Summary: As with other psychedelics, salvinorin A increased activity across the brain. However, salvinorin A use resulted in more random and disconnected signaling in the default mode network, a brain network associated with relaxing and daydreaming.
Source: Johns Hopkins Medicine
Recent interest in developing therapies from hallucinogenic drugs has scientists exploring how these chemicals work in the brain. Recently, Johns Hopkins Medicine researchers imaged the brains of people who had vaped salvinorin A, a drug used in Native Mexican rituals, and found that, like other psychedelic drugs, it increased the communication across parts of the brain.
However, the primary effects of the drug that they observed — as reported in their paper Scientific Reports—suggest that salvinorin A results in more random or disconnected signaling within the default mode network, which is the part of the brain most active when a person is sitting still, relaxing, daydreaming or otherwise not engaged in externally directed mental exercise.
Salvinorin A is a chemical found in the plant Salvia divinorum that produces powerful out-of-body and amnesia-like experiences over a short time frame similar to the effects of nitrous oxide (“laughing gas”), which is used at dental offices.
“Salvinorin A seems to do all the things that researchers believe happen when other psychedelics (such as LSD and psilocybin) act on the brain,” says Manoj Doss, Ph.D.,postdoctoral research fellow at the Center for Psychedelic and Consciousness Research at the Johns Hopkins University School of Medicine.
“The funny thing is that some researchers have selectively focused on the default mode network when that’s not even where they find the strongest effects of classic psychedelics. In contrast, that is, in fact, where we found the strongest effects of salvinorin A.”
In the study, 12 men vaped salvinorin A crystals and then were scanned by functional magnetic resonance imaging (fMRI) for the next 15 minutes to measure brain activity across networks in the brain. The researchers evaluated the activity within and among eight brain networks: three involved in vision and five others responsible for moving and touch, processing information from the outside world, paying attention, reward evaluation and activating the default mode network when the mind is at rest.
Most of the fMRI-scanned networks seemed to communicate more with one another when influenced by salvinorin A than when the drug was not present, but they communicated less within themselves. The researchers observed particularly decreased synchronization of the default mode network, meaning that the brain’s electrical signals became more random and unpredictable.
In future experiments, the research team plans to compare these findings about salvinorin A’s impact on the brain with data from imaging done on brains under the influence of other hallucinogenic drugs.

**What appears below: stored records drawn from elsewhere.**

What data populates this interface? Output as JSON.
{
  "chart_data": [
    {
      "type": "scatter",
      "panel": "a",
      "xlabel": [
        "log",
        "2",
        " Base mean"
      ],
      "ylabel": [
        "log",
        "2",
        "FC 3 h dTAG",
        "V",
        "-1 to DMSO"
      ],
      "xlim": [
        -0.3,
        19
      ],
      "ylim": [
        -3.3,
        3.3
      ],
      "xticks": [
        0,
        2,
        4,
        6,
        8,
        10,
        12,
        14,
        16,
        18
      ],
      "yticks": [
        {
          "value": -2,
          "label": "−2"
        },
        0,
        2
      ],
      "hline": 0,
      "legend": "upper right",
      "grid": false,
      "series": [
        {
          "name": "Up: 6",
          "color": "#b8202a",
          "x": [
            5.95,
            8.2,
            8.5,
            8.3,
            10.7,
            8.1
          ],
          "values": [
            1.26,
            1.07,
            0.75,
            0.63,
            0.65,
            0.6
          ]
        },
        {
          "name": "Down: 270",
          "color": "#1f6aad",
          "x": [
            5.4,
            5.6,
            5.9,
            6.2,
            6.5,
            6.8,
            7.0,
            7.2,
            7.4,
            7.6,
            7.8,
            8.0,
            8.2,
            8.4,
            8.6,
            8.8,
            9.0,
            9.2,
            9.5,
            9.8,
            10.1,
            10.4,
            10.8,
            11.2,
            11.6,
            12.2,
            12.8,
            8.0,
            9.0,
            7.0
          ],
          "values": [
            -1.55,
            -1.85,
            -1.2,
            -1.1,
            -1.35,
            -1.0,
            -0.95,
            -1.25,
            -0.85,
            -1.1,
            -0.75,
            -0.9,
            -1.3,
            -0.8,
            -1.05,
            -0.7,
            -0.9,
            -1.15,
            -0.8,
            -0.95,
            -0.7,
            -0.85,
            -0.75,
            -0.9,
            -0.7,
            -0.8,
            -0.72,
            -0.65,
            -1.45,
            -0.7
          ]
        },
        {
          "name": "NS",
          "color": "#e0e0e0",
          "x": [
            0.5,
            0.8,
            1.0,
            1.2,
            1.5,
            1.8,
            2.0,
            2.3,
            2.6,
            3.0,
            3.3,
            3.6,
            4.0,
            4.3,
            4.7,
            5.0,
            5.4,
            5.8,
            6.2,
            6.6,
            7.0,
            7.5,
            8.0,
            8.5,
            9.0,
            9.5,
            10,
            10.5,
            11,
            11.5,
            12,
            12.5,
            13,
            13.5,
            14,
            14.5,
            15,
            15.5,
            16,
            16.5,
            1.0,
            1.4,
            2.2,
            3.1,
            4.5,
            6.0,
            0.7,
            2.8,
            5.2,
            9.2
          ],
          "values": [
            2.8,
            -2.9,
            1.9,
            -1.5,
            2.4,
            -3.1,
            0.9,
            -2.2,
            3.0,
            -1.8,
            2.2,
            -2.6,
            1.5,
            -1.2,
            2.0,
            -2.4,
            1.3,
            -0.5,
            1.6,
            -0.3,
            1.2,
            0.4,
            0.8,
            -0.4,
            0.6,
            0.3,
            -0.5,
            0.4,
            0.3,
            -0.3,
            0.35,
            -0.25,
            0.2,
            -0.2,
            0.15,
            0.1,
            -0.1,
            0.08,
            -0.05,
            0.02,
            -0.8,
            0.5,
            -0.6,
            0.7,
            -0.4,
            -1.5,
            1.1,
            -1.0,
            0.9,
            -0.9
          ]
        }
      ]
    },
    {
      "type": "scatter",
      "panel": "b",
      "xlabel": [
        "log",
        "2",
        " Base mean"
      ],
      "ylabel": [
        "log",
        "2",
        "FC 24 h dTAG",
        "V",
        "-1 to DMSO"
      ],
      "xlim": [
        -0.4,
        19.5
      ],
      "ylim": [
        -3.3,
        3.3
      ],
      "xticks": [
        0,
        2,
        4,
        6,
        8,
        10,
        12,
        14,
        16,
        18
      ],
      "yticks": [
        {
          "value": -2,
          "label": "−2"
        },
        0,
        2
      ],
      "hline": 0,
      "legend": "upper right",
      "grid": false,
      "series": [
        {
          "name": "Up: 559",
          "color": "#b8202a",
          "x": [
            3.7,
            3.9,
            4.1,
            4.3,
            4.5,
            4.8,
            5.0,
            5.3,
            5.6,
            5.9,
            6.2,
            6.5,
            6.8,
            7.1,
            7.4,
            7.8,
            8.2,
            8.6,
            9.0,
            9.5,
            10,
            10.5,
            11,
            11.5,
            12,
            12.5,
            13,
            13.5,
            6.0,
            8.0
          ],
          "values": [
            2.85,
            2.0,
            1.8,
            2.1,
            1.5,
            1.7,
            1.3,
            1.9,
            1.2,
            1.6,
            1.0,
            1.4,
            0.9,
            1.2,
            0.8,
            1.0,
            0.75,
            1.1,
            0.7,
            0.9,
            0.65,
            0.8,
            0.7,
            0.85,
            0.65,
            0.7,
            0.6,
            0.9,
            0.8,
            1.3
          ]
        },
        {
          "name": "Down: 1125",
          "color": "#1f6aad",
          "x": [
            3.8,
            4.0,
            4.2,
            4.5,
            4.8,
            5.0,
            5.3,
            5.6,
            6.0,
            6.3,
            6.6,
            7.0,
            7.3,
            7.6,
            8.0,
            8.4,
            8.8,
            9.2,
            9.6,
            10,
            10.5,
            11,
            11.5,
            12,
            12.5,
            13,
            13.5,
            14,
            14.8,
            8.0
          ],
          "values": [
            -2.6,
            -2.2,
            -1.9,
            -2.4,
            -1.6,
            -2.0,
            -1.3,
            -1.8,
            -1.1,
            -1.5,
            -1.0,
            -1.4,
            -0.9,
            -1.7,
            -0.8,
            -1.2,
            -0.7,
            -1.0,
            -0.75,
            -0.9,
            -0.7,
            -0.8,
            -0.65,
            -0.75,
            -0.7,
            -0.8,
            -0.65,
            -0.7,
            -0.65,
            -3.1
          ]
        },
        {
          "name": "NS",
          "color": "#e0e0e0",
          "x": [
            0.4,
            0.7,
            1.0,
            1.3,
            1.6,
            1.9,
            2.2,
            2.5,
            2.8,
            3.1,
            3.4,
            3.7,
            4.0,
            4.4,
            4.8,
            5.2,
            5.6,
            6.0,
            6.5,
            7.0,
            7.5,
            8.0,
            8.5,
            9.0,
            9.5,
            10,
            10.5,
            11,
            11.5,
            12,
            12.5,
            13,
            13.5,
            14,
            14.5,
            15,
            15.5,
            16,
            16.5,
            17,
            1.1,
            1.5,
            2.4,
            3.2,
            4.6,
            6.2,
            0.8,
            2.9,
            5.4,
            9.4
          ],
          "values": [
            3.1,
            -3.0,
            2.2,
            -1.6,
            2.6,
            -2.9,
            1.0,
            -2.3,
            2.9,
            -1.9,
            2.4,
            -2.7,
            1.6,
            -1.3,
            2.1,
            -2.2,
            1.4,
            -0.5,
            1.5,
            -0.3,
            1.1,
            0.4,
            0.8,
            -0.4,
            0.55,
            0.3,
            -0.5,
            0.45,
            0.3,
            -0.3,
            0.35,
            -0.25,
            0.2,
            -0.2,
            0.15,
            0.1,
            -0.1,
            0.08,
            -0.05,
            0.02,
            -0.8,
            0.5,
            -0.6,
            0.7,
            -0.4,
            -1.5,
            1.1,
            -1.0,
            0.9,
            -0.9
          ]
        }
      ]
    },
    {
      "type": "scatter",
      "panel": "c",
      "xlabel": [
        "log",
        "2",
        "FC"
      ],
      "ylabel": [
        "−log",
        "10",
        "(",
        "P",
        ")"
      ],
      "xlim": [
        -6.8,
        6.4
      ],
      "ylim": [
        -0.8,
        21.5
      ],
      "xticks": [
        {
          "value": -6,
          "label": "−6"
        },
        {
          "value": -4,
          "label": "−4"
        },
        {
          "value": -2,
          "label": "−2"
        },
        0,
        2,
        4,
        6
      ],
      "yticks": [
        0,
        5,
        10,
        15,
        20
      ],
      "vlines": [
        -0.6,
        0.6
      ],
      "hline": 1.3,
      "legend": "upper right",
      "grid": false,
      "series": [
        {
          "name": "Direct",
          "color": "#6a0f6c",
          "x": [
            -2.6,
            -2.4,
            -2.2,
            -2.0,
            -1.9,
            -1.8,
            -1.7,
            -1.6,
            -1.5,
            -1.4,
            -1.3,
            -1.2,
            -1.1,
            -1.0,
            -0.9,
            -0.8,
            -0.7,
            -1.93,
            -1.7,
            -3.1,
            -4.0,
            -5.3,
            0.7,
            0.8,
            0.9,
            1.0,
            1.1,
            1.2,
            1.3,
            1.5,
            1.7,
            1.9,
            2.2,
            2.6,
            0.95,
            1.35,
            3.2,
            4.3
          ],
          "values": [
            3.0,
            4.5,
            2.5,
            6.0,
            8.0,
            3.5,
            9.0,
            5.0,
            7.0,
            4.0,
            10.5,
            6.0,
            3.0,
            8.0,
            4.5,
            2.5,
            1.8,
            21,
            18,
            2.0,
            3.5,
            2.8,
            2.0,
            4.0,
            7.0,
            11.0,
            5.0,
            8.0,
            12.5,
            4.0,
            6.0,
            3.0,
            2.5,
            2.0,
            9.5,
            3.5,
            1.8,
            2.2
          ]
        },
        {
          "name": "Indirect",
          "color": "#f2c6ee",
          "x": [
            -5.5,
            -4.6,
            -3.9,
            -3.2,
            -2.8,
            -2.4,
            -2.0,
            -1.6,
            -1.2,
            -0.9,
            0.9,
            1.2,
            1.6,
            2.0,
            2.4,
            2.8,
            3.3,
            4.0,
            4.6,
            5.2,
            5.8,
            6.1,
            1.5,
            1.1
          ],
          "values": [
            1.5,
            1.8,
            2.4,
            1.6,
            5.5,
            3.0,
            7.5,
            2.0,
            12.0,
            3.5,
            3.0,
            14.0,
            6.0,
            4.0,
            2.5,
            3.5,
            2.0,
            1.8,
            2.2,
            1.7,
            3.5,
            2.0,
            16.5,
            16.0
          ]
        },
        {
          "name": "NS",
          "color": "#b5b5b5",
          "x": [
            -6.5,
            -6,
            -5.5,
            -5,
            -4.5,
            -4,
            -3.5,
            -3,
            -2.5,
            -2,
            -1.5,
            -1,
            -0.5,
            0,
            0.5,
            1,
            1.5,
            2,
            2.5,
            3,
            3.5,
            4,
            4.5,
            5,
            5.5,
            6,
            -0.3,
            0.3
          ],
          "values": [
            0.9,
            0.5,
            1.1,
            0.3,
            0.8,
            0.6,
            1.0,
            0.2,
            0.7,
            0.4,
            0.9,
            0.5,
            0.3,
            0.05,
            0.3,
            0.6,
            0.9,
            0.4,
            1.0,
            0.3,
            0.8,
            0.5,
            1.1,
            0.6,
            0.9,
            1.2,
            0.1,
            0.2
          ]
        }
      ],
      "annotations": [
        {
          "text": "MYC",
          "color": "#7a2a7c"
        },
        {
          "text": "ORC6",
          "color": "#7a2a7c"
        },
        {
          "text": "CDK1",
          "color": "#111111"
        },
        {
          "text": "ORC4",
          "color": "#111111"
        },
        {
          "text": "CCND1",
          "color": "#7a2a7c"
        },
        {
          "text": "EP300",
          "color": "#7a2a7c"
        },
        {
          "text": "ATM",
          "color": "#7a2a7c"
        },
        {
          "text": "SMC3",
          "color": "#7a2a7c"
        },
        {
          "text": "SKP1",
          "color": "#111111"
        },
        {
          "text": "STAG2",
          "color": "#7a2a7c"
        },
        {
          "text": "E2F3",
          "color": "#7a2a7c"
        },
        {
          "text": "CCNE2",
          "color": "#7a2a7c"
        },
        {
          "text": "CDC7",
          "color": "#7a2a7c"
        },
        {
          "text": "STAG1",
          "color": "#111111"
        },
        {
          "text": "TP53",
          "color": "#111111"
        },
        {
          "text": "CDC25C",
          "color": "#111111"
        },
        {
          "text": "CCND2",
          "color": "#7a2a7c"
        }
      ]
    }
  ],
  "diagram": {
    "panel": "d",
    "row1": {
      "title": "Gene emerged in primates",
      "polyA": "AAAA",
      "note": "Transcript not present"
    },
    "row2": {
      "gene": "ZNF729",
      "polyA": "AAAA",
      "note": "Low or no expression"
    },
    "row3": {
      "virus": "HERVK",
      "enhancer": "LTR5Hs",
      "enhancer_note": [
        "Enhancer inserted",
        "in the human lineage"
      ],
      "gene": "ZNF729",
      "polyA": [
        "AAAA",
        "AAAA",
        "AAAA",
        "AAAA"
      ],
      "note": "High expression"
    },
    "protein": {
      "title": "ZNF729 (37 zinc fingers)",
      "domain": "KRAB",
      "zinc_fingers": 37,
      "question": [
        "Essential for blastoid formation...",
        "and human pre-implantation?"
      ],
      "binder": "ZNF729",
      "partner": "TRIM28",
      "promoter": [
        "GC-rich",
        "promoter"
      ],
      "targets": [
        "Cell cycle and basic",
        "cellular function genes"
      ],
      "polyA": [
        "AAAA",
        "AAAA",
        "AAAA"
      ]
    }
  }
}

About this psychedelics research news
Source: Johns Hopkins Medicine
Contact: Vanessa McMains – Johns Hopkins Medicine
Image: Graphic created by M.E. Newman, Johns Hopkins Medicine, using public domain image of Salvia plant and fMRI images courtesy of Manoj Doss, Johns Hopkins Center for Psychedelic and Consciousness Research
Original Research: Open access.
“The Acute Effects of the Atypical Dissociative Hallucinogen Salvinorin A on Functional Connectivity in the Human Brain” by Manoj K. Doss, Darrick G. May, Matthew W. Johnson, John M. Clifton, Sidnee L. Hedrick, Thomas E. Prisinzano, Roland R. Griffiths & Frederick S. Barrett. Scientific Reports
Abstract
The Acute Effects of the Atypical Dissociative Hallucinogen Salvinorin A on Functional Connectivity in the Human Brain
Salvinorin A (SA) is a κ-opioid receptor agonist and atypical dissociative hallucinogen found in Salvia divinorum. Despite the resurgence of hallucinogen studies, the effects of κ-opioid agonists on human brain function are not well-understood. This placebo-controlled, within-subject study used functional magnetic resonance imaging for the first time to explore the effects of inhaled SA on strength, variability, and entropy of functional connectivity (static, dynamic, and entropic functional connectivity, respectively, or sFC, dFC, and eFC). SA tended to decrease within-network sFC but increase between-network sFC, with the most prominent effect being attenuation of the default mode network (DMN) during the first half of a 20-min scan (i.e., during peak effects). SA reduced brainwide dFC but increased brainwide eFC, though only the former effect survived multiple comparison corrections. Finally, using connectome-based classification, most models trained on dFC network interactions could accurately classify the first half of SA scans. In contrast, few models trained on within- or between-network sFC and eFC performed above chance. Notably, models trained on within-DMN sFC and eFC performed better than models trained on other network interactions. This pattern of SA effects on human brain function is strikingly similar to that of other hallucinogens, necessitating studies of direct comparisons.